Imprimer

Gambie : double pression de la communauté internationale sur Yayha Jammeh

Écrit par CK. Publié dans Afrique

En Gambie, les pressions internationales sur le président Yayha Jammed s’accentuent et s’exercent  désormais sur deux fronts : politique et droits de l’homme. Ce président qui avait  reconnu sa défaite au lendemain de l’élection présidentielle  de décembre, fait volte face et refuse de quitter le pouvoir.

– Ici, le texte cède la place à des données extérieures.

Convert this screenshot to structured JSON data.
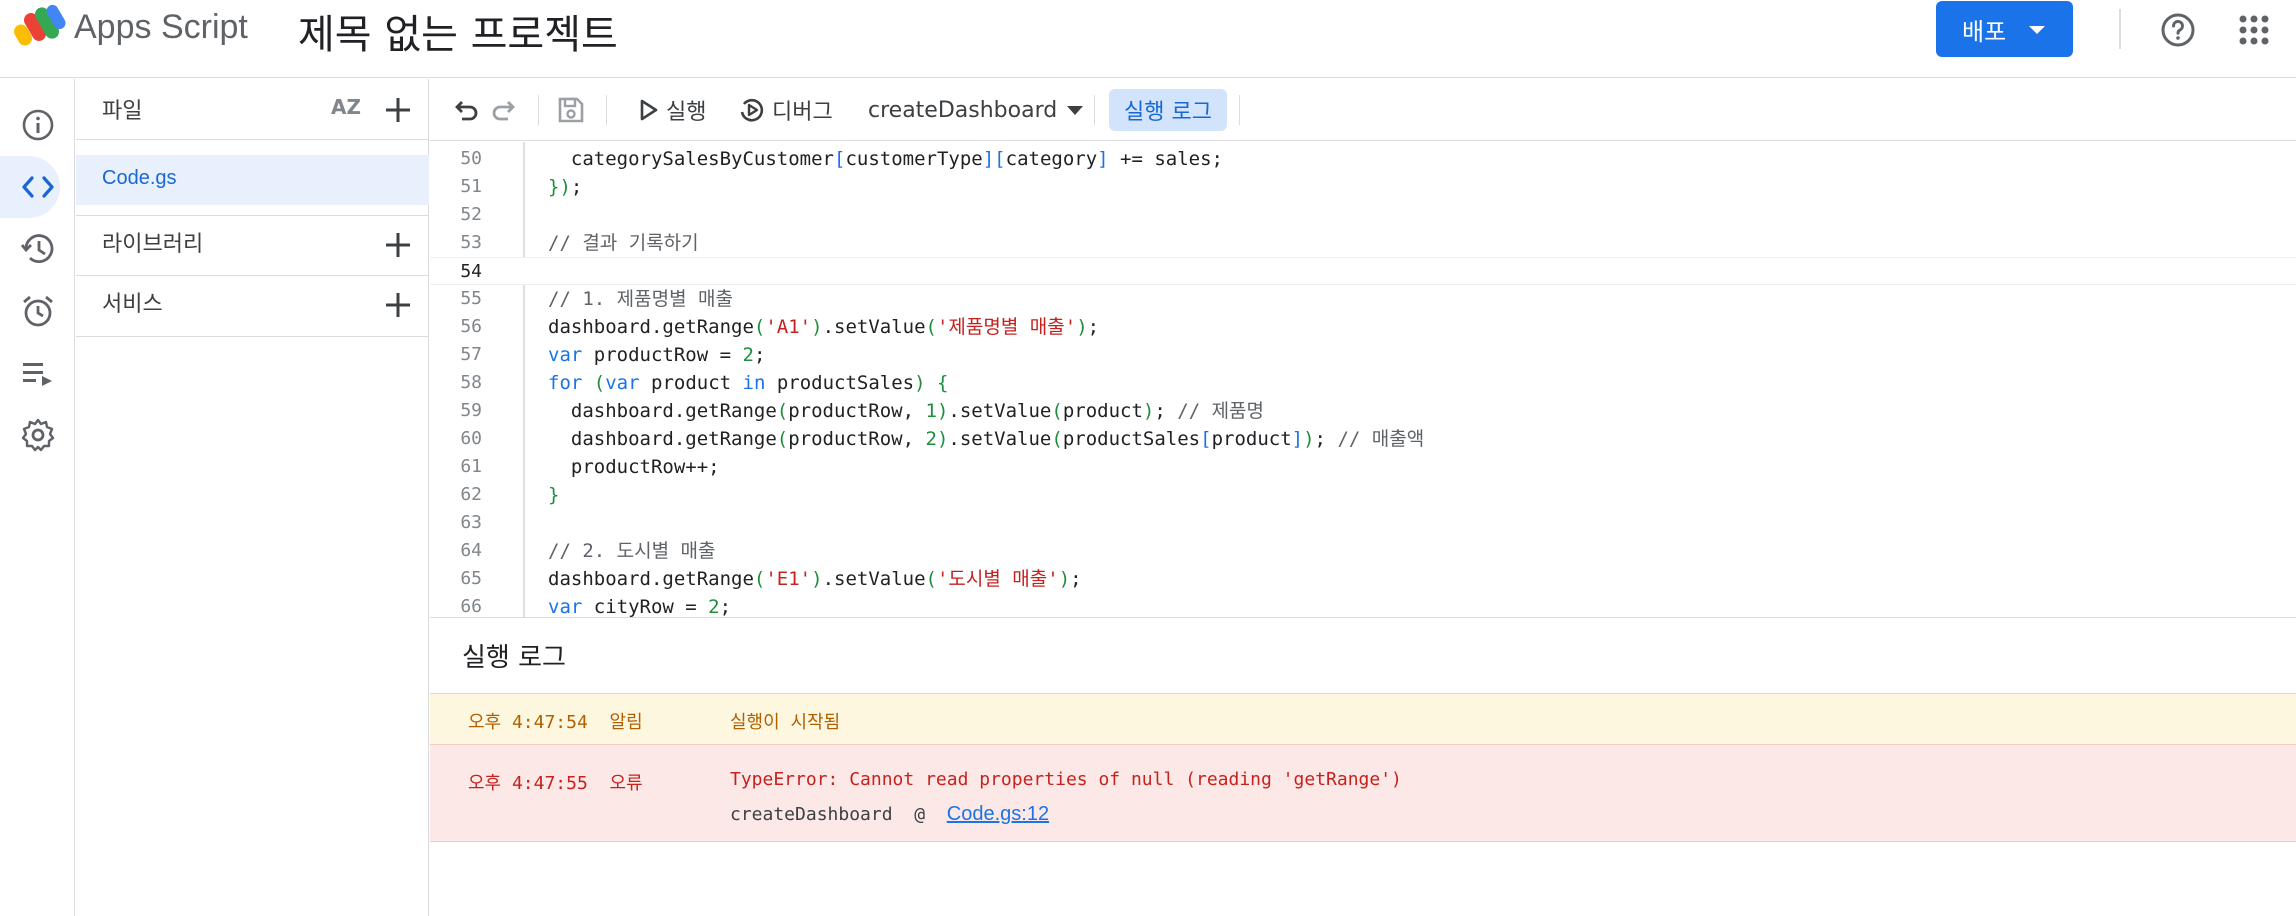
{
  "header": {
    "app_name": "Apps Script",
    "project_title": "제목 없는 프로젝트",
    "deploy_label": "배포"
  },
  "rail": {
    "items": [
      "info-icon",
      "code-icon",
      "history-icon",
      "trigger-icon",
      "executions-icon",
      "settings-icon"
    ]
  },
  "files": {
    "section_label": "파일",
    "sort_label": "AZ",
    "file_name": "Code.gs",
    "libraries_label": "라이브러리",
    "services_label": "서비스"
  },
  "toolbar": {
    "run_label": "실행",
    "debug_label": "디버그",
    "function_name": "createDashboard",
    "exec_log_label": "실행 로그"
  },
  "editor": {
    "current_line": 54,
    "lines": [
      {
        "n": "50",
        "text": "  categorySalesByCustomer[customerType][category] += sales;"
      },
      {
        "n": "51",
        "text": "});"
      },
      {
        "n": "52",
        "text": ""
      },
      {
        "n": "53",
        "text": "// 결과 기록하기"
      },
      {
        "n": "54",
        "text": ""
      },
      {
        "n": "55",
        "text": "// 1. 제품명별 매출"
      },
      {
        "n": "56",
        "text": "dashboard.getRange('A1').setValue('제품명별 매출');"
      },
      {
        "n": "57",
        "text": "var productRow = 2;"
      },
      {
        "n": "58",
        "text": "for (var product in productSales) {"
      },
      {
        "n": "59",
        "text": "  dashboard.getRange(productRow, 1).setValue(product); // 제품명"
      },
      {
        "n": "60",
        "text": "  dashboard.getRange(productRow, 2).setValue(productSales[product]); // 매출액"
      },
      {
        "n": "61",
        "text": "  productRow++;"
      },
      {
        "n": "62",
        "text": "}"
      },
      {
        "n": "63",
        "text": ""
      },
      {
        "n": "64",
        "text": "// 2. 도시별 매출"
      },
      {
        "n": "65",
        "text": "dashboard.getRange('E1').setValue('도시별 매출');"
      },
      {
        "n": "66",
        "text": "var cityRow = 2;"
      }
    ]
  },
  "log": {
    "title": "실행 로그",
    "entries": [
      {
        "time": "오후 4:47:54",
        "level": "알림",
        "message": "실행이 시작됨"
      },
      {
        "time": "오후 4:47:55",
        "level": "오류",
        "message": "TypeError: Cannot read properties of null (reading 'getRange')"
      }
    ],
    "stack_function": "createDashboard",
    "stack_at": "@",
    "stack_link": "Code.gs:12"
  },
  "colors": {
    "accent": "#1a73e8",
    "active_bg": "#e8f0fe",
    "info_bg": "#fef7e0",
    "error_bg": "#fce8e6",
    "error_text": "#c5221f"
  }
}
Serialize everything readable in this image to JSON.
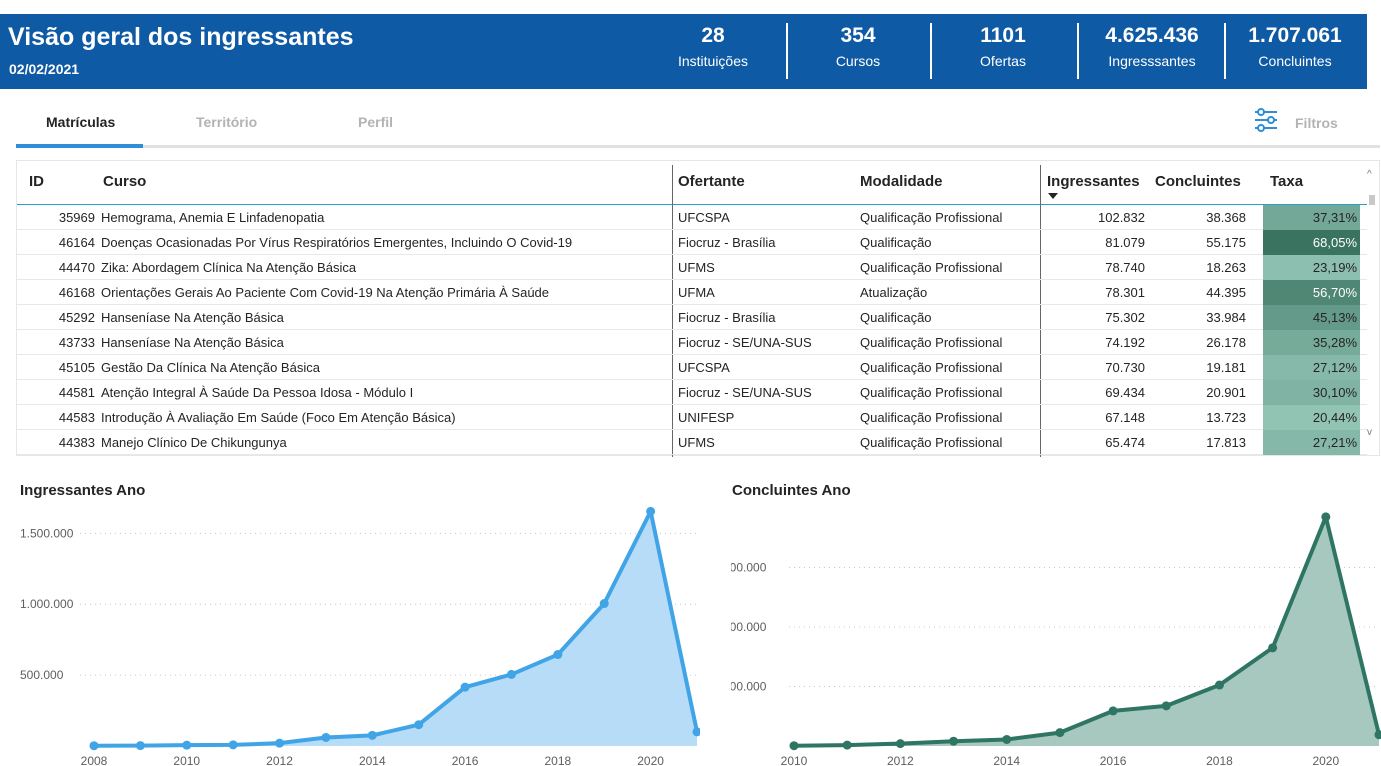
{
  "header": {
    "title": "Visão geral dos ingressantes",
    "date": "02/02/2021",
    "kpis": [
      {
        "value": "28",
        "label": "Instituições"
      },
      {
        "value": "354",
        "label": "Cursos"
      },
      {
        "value": "1101",
        "label": "Ofertas"
      },
      {
        "value": "4.625.436",
        "label": "Ingresssantes"
      },
      {
        "value": "1.707.061",
        "label": "Concluintes"
      }
    ]
  },
  "tabs": [
    {
      "label": "Matrículas",
      "active": true
    },
    {
      "label": "Território",
      "active": false
    },
    {
      "label": "Perfil",
      "active": false
    }
  ],
  "filters_label": "Filtros",
  "table": {
    "columns": [
      "ID",
      "Curso",
      "Ofertante",
      "Modalidade",
      "Ingressantes",
      "Concluintes",
      "Taxa"
    ],
    "rows": [
      {
        "id": "35969",
        "curso": "Hemograma, Anemia E Linfadenopatia",
        "ofertante": "UFCSPA",
        "modalidade": "Qualificação Profissional",
        "ingressantes": "102.832",
        "concluintes": "38.368",
        "taxa": "37,31%"
      },
      {
        "id": "46164",
        "curso": "Doenças Ocasionadas Por Vírus Respiratórios Emergentes, Incluindo O Covid-19",
        "ofertante": "Fiocruz - Brasília",
        "modalidade": "Qualificação",
        "ingressantes": "81.079",
        "concluintes": "55.175",
        "taxa": "68,05%"
      },
      {
        "id": "44470",
        "curso": "Zika: Abordagem Clínica Na Atenção Básica",
        "ofertante": "UFMS",
        "modalidade": "Qualificação Profissional",
        "ingressantes": "78.740",
        "concluintes": "18.263",
        "taxa": "23,19%"
      },
      {
        "id": "46168",
        "curso": "Orientações Gerais Ao Paciente Com Covid-19 Na Atenção Primária À Saúde",
        "ofertante": "UFMA",
        "modalidade": "Atualização",
        "ingressantes": "78.301",
        "concluintes": "44.395",
        "taxa": "56,70%"
      },
      {
        "id": "45292",
        "curso": "Hanseníase Na Atenção Básica",
        "ofertante": "Fiocruz - Brasília",
        "modalidade": "Qualificação",
        "ingressantes": "75.302",
        "concluintes": "33.984",
        "taxa": "45,13%"
      },
      {
        "id": "43733",
        "curso": "Hanseníase Na Atenção Básica",
        "ofertante": "Fiocruz - SE/UNA-SUS",
        "modalidade": "Qualificação Profissional",
        "ingressantes": "74.192",
        "concluintes": "26.178",
        "taxa": "35,28%"
      },
      {
        "id": "45105",
        "curso": "Gestão Da Clínica Na Atenção Básica",
        "ofertante": "UFCSPA",
        "modalidade": "Qualificação Profissional",
        "ingressantes": "70.730",
        "concluintes": "19.181",
        "taxa": "27,12%"
      },
      {
        "id": "44581",
        "curso": "Atenção Integral À Saúde Da Pessoa Idosa - Módulo I",
        "ofertante": "Fiocruz - SE/UNA-SUS",
        "modalidade": "Qualificação Profissional",
        "ingressantes": "69.434",
        "concluintes": "20.901",
        "taxa": "30,10%"
      },
      {
        "id": "44583",
        "curso": "Introdução À Avaliação Em Saúde (Foco Em Atenção Básica)",
        "ofertante": "UNIFESP",
        "modalidade": "Qualificação Profissional",
        "ingressantes": "67.148",
        "concluintes": "13.723",
        "taxa": "20,44%"
      },
      {
        "id": "44383",
        "curso": "Manejo Clínico De Chikungunya",
        "ofertante": "UFMS",
        "modalidade": "Qualificação Profissional",
        "ingressantes": "65.474",
        "concluintes": "17.813",
        "taxa": "27,21%"
      }
    ]
  },
  "colors": {
    "header_bg": "#0F5AA5",
    "ingressantes_line": "#41A4E6",
    "ingressantes_fill": "#B7DCF7",
    "concluintes_line": "#2F7564",
    "concluintes_fill": "#A6C8BE",
    "tab_active_underline": "#2F8FD6"
  },
  "chart_data": [
    {
      "type": "area",
      "title": "Ingressantes Ano",
      "x": [
        2008,
        2009,
        2010,
        2011,
        2012,
        2013,
        2014,
        2015,
        2016,
        2017,
        2018,
        2019,
        2020,
        2021
      ],
      "values": [
        2000,
        3000,
        6000,
        8000,
        20000,
        60000,
        75000,
        150000,
        415000,
        505000,
        645000,
        1005000,
        1655000,
        100000
      ],
      "x_ticks": [
        "2008",
        "2010",
        "2012",
        "2014",
        "2016",
        "2018",
        "2020"
      ],
      "y_ticks": [
        "500.000",
        "1.000.000",
        "1.500.000"
      ],
      "ylim": [
        0,
        1700000
      ],
      "xlim": [
        2008,
        2021
      ]
    },
    {
      "type": "area",
      "title": "Concluintes Ano",
      "x": [
        2010,
        2011,
        2012,
        2013,
        2014,
        2015,
        2016,
        2017,
        2018,
        2019,
        2020,
        2021
      ],
      "values": [
        1000,
        3000,
        8000,
        16000,
        22000,
        45000,
        118000,
        135000,
        205000,
        330000,
        770000,
        38000
      ],
      "x_ticks": [
        "2010",
        "2012",
        "2014",
        "2016",
        "2018",
        "2020"
      ],
      "y_ticks": [
        "200.000",
        "400.000",
        "600.000"
      ],
      "ylim": [
        0,
        800000
      ],
      "xlim": [
        2010,
        2021
      ]
    }
  ]
}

Alors que  dans la situation qui prévaut actuellement en Gambie, les pays membres de la Communauté économique des Etats de l’Afrique de l’ouest  jouent sur le front politique  afin de persuader le président  Jammed  à quitter le pouvoir, l’ONU, elle, active le front respect des droits de l’homme. Une double pression qui s’exerce sur celui qui avait suscité l’espoir de tout continent en reconnaissant sa défaite. Maintenant son sort n’est plus entre ses mains.

Le Haut-Commissaire des Nations Unies aux droits de l'homme, Zeid Ra'ad Al Hussein, a averti vendredi que la présence militaire accrue en Gambie depuis le rejet des résultats de l'élection présidentielle par le Président Yayha Jammeh risque de renforcer le climat actuel d'intimidation et de harcèlement dans le pays.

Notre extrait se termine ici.